We were drinking cognac with TAB. I felt like trailer park royalty.
No, I'm in the bathroom trying to scrub off the 16 tally marks on my wrist so its not so obviously to the world that I puked on a couch last night.
Fuckkkk i made out with a freshman.....but he's old for his age. THIS IS WHAT HAPPENS WHEN YOURE NOT AROUND.
sudden memory flashback: you and i having sex on the bed, erin sitting naked in your desk chair drinking whiskey straight from the bottle while harassing you for your computer password to play some "mood music." high five. go us.
Apparently I walked up to him, mumbled something incoherently, then started to make out with him. Why does this always happen.
she left with her roommate. or at least i think she did. but i also just thought i ate candy corn but i'm hal convinced it was candle wax.
I am just going to stick my boobs out and hope for the best
We're over by the bouncy castles. I'm the one wearing a baby. Bring Twizzlers.
You just referred to a pillow with a stolen bra strapped to it as "she". Let that sink in for a minute.
I feel like too many of my sentences start of with "Hey, fuckface!"

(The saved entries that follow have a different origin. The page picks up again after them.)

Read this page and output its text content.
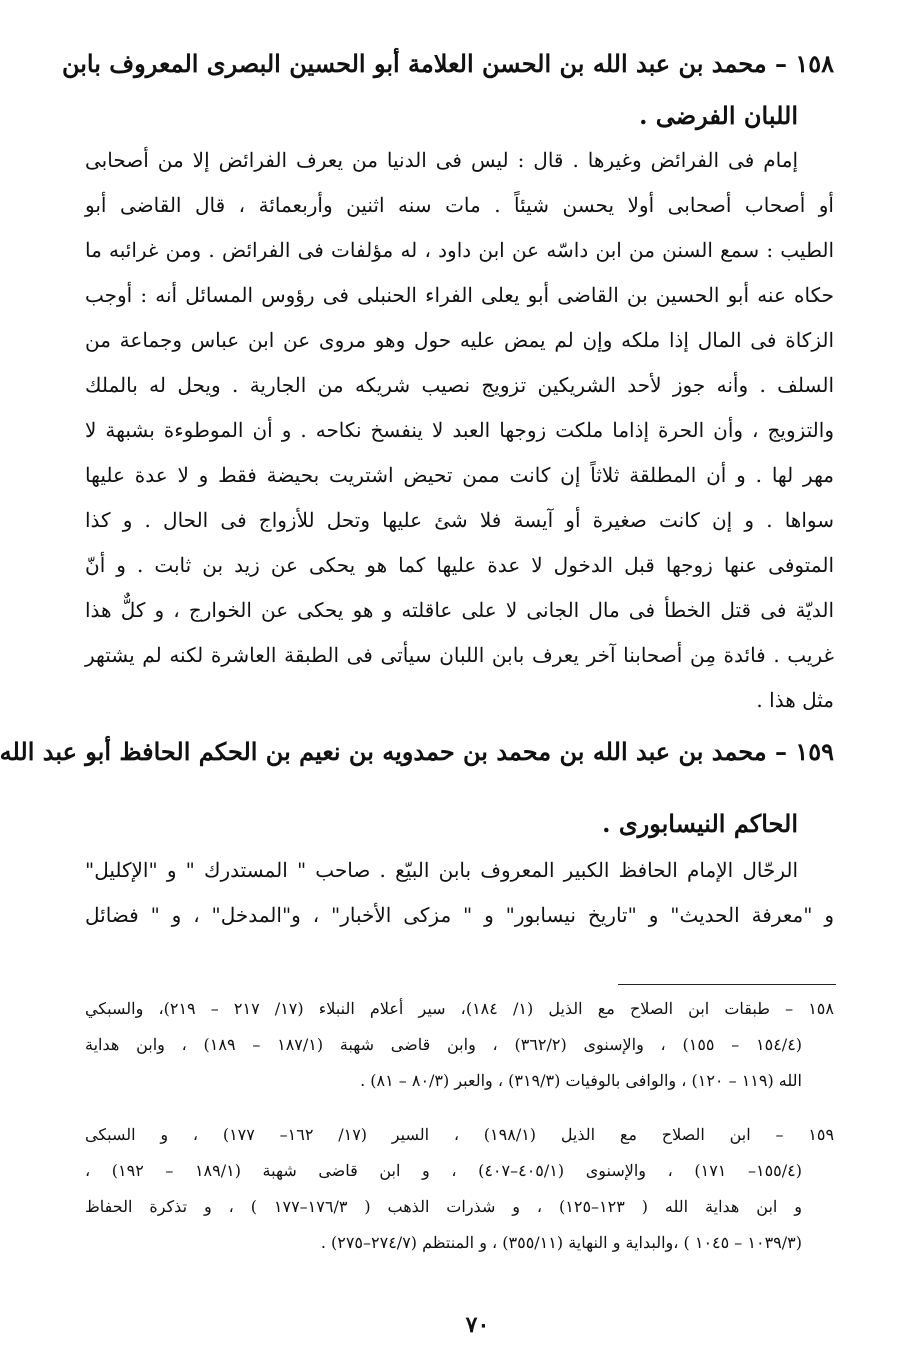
١٥٨ – محمد بن عبد الله بن الحسن العلامة أبو الحسين البصرى المعروف بابن
اللبان الفرضى .
إمام فى الفرائض وغيرها . قال : ليس فى الدنيا من يعرف الفرائض إلا من أصحابى
أو أصحاب أصحابى أولا يحسن شيئاً . مات سنه اثنين وأربعمائة ، قال القاضى أبو
الطيب : سمع السنن من ابن داسّه عن ابن داود ، له مؤلفات فى الفرائض . ومن غرائبه ما
حكاه عنه أبو الحسين بن القاضى أبو يعلى الفراء الحنبلى فى رؤوس المسائل أنه : أوجب
الزكاة فى المال إذا ملكه وإن لم يمض عليه حول وهو مروى عن ابن عباس وجماعة من
السلف . وأنه جوز لأحد الشريكين تزويج نصيب شريكه من الجارية . ويحل له بالملك
والتزويج ، وأن الحرة إذاما ملكت زوجها العبد لا ينفسخ نكاحه . و أن الموطوءة بشبهة لا
مهر لها . و أن المطلقة ثلاثاً إن كانت ممن تحيض اشتريت بحيضة فقط و لا عدة عليها
سواها . و إن كانت صغيرة أو آيسة فلا شئ عليها وتحل للأزواج فى الحال . و كذا
المتوفى عنها زوجها قبل الدخول لا عدة عليها كما هو يحكى عن زيد بن ثابت . و أنّ
الديّة فى قتل الخطأ فى مال الجانى لا على عاقلته و هو يحكى عن الخوارج ، و كلٌّ هذا
غريب . فائدة مِن أصحابنا آخر يعرف بابن اللبان سيأتى فى الطبقة العاشرة لكنه لم يشتهر
مثل هذا .
١٥٩ – محمد بن عبد الله بن محمد بن حمدويه بن نعيم بن الحكم الحافظ أبو عبد الله
الحاكم النيسابورى .
الرحّال الإمام الحافظ الكبير المعروف بابن البيّع . صاحب " المستدرك " و "الإكليل"
و "معرفة الحديث" و "تاريخ نيسابور" و " مزكى الأخبار" ، و"المدخل" ، و " فضائل
١٥٨ – طبقات ابن الصلاح مع الذيل (١/ ١٨٤)، سير أعلام النبلاء (١٧/ ٢١٧ – ٢١٩)، والسبكي
(١٥٤/٤ – ١٥٥) ، والإسنوى (٣٦٢/٢) ، وابن قاضى شهبة (١٨٧/١ – ١٨٩) ، وابن هداية
الله (١١٩ – ١٢٠) ، والوافى بالوفيات (٣١٩/٣) ، والعبر (٨٠/٣ – ٨١) .
١٥٩ – ابن الصلاح مع الذيل (١٩٨/١) ، السير (١٧/ ١٦٢– ١٧٧) ، و السبكى
(١٥٥/٤– ١٧١) ، والإسنوى (٤٠٥/١–٤٠٧) ، و ابن قاضى شهبة (١٨٩/١ – ١٩٢) ،
و ابن هداية الله ( ١٢٣–١٢٥) ، و شذرات الذهب ( ١٧٦/٣–١٧٧ ) ، و تذكرة الحفاظ
(١٠٣٩/٣ – ١٠٤٥ ) ،والبداية و النهاية (٣٥٥/١١) ، و المنتظم (٢٧٤/٧–٢٧٥) .
٧٠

On another note I never thought having a drug addicted stalker would prove useful
Why can't they just let me be the gorgeous cum dumpster that I know I'm meant to be?
He has no idea I'm scrolling through Instagram while he's going down on me. I'm so bored.
Dude you where on that lil kids bike at 2 am ridin down the turning lane wearing only socks and a helmet singing born to be wild, no you weren't that fucked up
It is NEVER not funny to me when I am sitting at a table and I've touched the dicks of every single person I'm sitting with.